By now, you’ve probably seen the trailer for the movie that is being heralded as this summer’s inappropriate comedy. (If you haven’t, it’s embedded below.)
So who would have thought that Dinner for Schmucks could be described as “charming” or “sweet?” Now, don’t worry, there’s a bucketload of laughs, but it practically celebrates idiocy rather than mocks it.
Paul Rudd plays Tim, who in order to climb his particularly ruthless corporate ladder, must invite a schmuck to dinner. Steve Carell plays Barry, the schmuck and a guy with the funniest hobby we’ve seen yet. So BW’s arts and entertainment schmuck, Amy Atkins, and resident news and movie schmuck George Prentice accept this invitation to dinner and compared notes over dessert.
George Prentice: Amy, I think the first thing I have to say concerns the first thing in the movie: the opening titles. I loved them. With the Beatles singing “Fool on the Hill,” we watch a pair of gentle hands craft this lovely world of stuffed mice, complete with costumes and wonderfully tiny dioramas. Even though there are several scenes featuring this bizarre hobby, I never tired of this joke. If anything, I found it more endearing and laughable each time.
Amy Atkins: George, I could not agree more. Those little mice were so charming and whimsical, they alone were with the ticket price. Speaking of titles, I have to say, my anticipation grew as the supporting stars’ names popped up on screen: Jemaine Clement (Flight of the Conchords) David Walliams (Little Britain), Christopher O’Dowd (The IT Crowd) Zach Galifianakis (The Hangover). Each one added his own little ray of sunshine to the film.
GP: I think Steve Carell and Paul Rudd did fine with their roles (Barry and Tim respectively). Have they been funnier in other films? Sure. But they’re true to their characters and I truly believe that they could be friends.
AA: I guess. But in real life, I think someone like Barry doesn’t so much grow on a person as wear him or her down.
GP: And how about Jermaine Clement as Kieren Vollard? How is it possible that he appears with Steve Carell and Paul Rudd and he steals the scene. Even his character’s name is funny.

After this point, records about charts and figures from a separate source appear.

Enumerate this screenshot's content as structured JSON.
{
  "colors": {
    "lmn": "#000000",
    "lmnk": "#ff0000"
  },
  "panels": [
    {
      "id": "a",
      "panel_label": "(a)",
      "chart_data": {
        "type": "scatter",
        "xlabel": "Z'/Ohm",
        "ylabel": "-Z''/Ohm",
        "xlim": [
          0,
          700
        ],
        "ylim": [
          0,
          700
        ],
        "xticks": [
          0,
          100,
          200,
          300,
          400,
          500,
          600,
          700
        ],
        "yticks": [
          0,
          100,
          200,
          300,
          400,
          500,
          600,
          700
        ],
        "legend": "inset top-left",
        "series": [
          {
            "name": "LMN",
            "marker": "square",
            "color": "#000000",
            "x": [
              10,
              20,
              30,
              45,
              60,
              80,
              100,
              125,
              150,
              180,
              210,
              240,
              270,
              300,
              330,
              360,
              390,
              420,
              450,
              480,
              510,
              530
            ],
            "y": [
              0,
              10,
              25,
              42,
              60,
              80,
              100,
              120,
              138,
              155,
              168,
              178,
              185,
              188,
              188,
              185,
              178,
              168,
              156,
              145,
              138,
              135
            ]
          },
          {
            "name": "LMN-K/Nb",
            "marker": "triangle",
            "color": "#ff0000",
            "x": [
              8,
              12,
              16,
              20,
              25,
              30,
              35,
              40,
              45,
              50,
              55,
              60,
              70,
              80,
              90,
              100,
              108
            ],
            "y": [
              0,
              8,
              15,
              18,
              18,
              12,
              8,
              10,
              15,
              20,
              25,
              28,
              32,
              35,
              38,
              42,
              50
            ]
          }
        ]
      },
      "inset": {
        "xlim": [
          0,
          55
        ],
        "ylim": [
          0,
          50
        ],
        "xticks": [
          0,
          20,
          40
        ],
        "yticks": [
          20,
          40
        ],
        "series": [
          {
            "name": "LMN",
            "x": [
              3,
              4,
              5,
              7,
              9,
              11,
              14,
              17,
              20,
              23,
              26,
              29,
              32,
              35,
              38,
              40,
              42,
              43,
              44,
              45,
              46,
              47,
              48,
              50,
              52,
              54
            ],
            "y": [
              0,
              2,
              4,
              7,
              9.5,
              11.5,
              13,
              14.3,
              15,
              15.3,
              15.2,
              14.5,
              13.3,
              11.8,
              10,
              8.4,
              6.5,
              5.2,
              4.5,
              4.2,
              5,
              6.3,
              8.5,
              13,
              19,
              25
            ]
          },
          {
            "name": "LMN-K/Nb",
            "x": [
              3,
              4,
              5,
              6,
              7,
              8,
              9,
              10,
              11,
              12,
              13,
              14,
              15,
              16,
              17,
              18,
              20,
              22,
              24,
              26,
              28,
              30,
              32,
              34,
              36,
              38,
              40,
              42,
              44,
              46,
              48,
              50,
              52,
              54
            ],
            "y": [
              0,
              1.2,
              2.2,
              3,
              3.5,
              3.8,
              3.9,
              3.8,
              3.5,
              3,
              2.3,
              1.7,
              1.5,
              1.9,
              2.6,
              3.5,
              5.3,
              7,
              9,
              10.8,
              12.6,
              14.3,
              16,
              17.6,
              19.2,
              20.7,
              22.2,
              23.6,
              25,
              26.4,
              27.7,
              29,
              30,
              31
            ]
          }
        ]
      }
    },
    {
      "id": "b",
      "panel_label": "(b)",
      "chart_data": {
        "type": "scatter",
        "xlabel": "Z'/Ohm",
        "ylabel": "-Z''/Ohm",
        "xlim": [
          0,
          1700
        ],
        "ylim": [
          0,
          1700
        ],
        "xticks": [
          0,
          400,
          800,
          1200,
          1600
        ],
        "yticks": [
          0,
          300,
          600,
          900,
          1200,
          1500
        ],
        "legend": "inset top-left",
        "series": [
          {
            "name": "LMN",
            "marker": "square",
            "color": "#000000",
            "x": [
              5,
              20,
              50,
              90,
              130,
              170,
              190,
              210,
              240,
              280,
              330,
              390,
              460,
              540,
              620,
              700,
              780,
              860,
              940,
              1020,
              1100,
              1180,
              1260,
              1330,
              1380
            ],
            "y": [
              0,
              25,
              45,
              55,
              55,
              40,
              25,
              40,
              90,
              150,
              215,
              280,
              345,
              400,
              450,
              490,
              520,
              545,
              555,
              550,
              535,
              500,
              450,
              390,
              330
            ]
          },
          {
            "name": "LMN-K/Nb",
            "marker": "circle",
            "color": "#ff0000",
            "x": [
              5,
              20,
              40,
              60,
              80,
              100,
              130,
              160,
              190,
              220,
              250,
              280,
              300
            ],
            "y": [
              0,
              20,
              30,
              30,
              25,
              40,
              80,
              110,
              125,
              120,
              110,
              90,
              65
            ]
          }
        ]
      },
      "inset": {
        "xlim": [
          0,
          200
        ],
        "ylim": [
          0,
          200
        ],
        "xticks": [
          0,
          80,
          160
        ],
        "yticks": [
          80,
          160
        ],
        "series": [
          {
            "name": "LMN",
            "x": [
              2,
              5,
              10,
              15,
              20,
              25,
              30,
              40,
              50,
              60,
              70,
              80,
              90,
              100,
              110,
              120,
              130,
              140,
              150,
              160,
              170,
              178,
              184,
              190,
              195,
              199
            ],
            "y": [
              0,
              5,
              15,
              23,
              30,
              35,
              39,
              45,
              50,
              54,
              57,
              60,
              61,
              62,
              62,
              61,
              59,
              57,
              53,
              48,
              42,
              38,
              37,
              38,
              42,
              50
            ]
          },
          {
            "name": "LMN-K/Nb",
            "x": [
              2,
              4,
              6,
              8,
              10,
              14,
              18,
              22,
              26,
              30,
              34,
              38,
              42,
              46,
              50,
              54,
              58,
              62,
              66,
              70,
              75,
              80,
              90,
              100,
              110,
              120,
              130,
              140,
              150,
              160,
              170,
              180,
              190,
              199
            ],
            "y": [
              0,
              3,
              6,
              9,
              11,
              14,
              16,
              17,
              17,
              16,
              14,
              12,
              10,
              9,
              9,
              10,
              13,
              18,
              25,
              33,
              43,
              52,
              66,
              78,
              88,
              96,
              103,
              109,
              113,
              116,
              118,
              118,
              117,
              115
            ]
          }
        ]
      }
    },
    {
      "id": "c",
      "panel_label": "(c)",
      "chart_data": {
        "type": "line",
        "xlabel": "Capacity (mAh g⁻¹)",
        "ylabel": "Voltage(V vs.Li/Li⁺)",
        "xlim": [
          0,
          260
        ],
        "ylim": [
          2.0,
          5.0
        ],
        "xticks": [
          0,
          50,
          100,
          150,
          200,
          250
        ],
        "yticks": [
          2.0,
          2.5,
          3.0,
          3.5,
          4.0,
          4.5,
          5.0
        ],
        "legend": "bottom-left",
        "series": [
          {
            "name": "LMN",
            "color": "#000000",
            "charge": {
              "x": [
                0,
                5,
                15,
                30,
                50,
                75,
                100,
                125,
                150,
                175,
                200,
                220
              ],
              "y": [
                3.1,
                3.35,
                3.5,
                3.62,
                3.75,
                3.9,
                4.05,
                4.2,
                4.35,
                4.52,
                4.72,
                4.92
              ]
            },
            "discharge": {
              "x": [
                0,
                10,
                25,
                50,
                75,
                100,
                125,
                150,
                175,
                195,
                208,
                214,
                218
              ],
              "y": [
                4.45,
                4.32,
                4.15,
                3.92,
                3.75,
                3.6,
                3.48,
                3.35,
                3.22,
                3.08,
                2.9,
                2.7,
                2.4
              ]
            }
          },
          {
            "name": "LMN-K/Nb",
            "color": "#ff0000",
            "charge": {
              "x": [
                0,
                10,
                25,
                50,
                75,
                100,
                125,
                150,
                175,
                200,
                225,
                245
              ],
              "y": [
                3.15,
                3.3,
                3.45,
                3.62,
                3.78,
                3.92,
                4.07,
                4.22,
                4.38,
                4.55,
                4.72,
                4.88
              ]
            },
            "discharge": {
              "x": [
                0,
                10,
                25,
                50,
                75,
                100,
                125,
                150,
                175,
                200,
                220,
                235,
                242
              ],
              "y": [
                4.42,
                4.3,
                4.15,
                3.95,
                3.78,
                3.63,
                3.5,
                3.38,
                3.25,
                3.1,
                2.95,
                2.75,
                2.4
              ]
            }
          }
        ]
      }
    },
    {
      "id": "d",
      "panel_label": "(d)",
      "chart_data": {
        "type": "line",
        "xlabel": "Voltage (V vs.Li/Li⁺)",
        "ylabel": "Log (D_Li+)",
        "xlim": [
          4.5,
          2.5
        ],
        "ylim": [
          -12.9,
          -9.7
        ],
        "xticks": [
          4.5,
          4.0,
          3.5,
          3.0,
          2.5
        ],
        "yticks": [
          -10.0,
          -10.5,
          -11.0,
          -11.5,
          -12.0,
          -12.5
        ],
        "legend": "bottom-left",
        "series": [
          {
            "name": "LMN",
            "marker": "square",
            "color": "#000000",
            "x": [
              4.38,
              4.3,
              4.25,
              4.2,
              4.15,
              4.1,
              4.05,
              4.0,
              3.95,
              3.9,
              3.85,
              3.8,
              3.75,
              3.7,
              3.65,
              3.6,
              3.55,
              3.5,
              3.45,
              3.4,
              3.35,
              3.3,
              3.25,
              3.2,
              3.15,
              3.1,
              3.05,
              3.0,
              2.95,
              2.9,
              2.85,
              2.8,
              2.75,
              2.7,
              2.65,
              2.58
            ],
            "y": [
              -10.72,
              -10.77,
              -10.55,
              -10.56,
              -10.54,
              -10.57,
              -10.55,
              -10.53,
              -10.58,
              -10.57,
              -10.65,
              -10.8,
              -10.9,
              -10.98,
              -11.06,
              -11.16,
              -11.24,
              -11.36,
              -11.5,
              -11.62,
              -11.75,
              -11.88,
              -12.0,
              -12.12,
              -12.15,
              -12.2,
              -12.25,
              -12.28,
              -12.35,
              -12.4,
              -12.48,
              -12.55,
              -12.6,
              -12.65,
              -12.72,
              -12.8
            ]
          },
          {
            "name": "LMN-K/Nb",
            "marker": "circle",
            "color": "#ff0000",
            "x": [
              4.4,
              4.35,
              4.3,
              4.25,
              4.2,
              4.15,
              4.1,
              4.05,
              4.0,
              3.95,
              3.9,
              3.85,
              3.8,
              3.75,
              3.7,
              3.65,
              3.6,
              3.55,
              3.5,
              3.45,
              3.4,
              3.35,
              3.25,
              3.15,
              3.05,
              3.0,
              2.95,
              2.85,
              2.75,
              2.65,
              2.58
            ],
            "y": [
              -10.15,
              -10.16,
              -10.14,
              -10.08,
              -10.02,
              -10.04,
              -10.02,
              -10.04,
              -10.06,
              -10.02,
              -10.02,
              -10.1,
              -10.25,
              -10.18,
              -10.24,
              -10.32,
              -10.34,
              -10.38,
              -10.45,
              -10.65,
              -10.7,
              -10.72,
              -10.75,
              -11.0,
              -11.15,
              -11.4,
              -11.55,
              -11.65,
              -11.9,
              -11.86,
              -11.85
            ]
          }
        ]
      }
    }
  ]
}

AA: I’m such a big fan of HBO’s Flight of the Conchords, Clement can do no wrong in my eyes. And he completely exceeded my expectations as a narcissistic yet engaging artist. I will say, however, I thought the pacing of the film left a little to be desired.
GP: I agree with you in that the movie sags, especially in the middle. My best advice to someone would be not to be afraid to hit the concession stand about an hour in to the film.
AA: When I got up to go to the bathroom, I wasn’t worried that I would miss much. When I returned to my seat, I realized I hadn’t.
GP: But the last half hour of the movie really picks up again. After all, we’re all waiting for the big dinner. And I don’t know about you, but I was not disappointed. I found myself laughing. A lot.
AA: You did laugh a lot. But for me, the dinner was a little anti-climactic. It makes sense that some of the redemption scenes take place there, but it was a little unrealistic. The dioramas were, of course, adorable, but a little over the top in that situation for me.
GP: And for me, the ending was very satisfying. I’m a sucker for happy endings. So definitely don’t miss the beginning of the ending.
AA: I would agree. I have no problem with a happy ending wrapped up in a neat little package, and this movie did exactly that. I definitely left the theater feeling a little lighter.
GP: I guess I surprised myself with my overall experience. I was fully expecting to have most of my laughs at the expense of idiots, but in fact, I found many of the “schmucks” charming and their idiocy was more charming than insulting. I really loved the “schmucks.”
AA: I think the schmuckiness of, let’s face it, everybody in the movie, was the most appealing aspect. I wish Barry had a little more self realization, but overall I was totally drawn to him. Would I have him and Paul Rudd over for dinner? You bet.
Dinner For Schmucks opens Friday, July 30.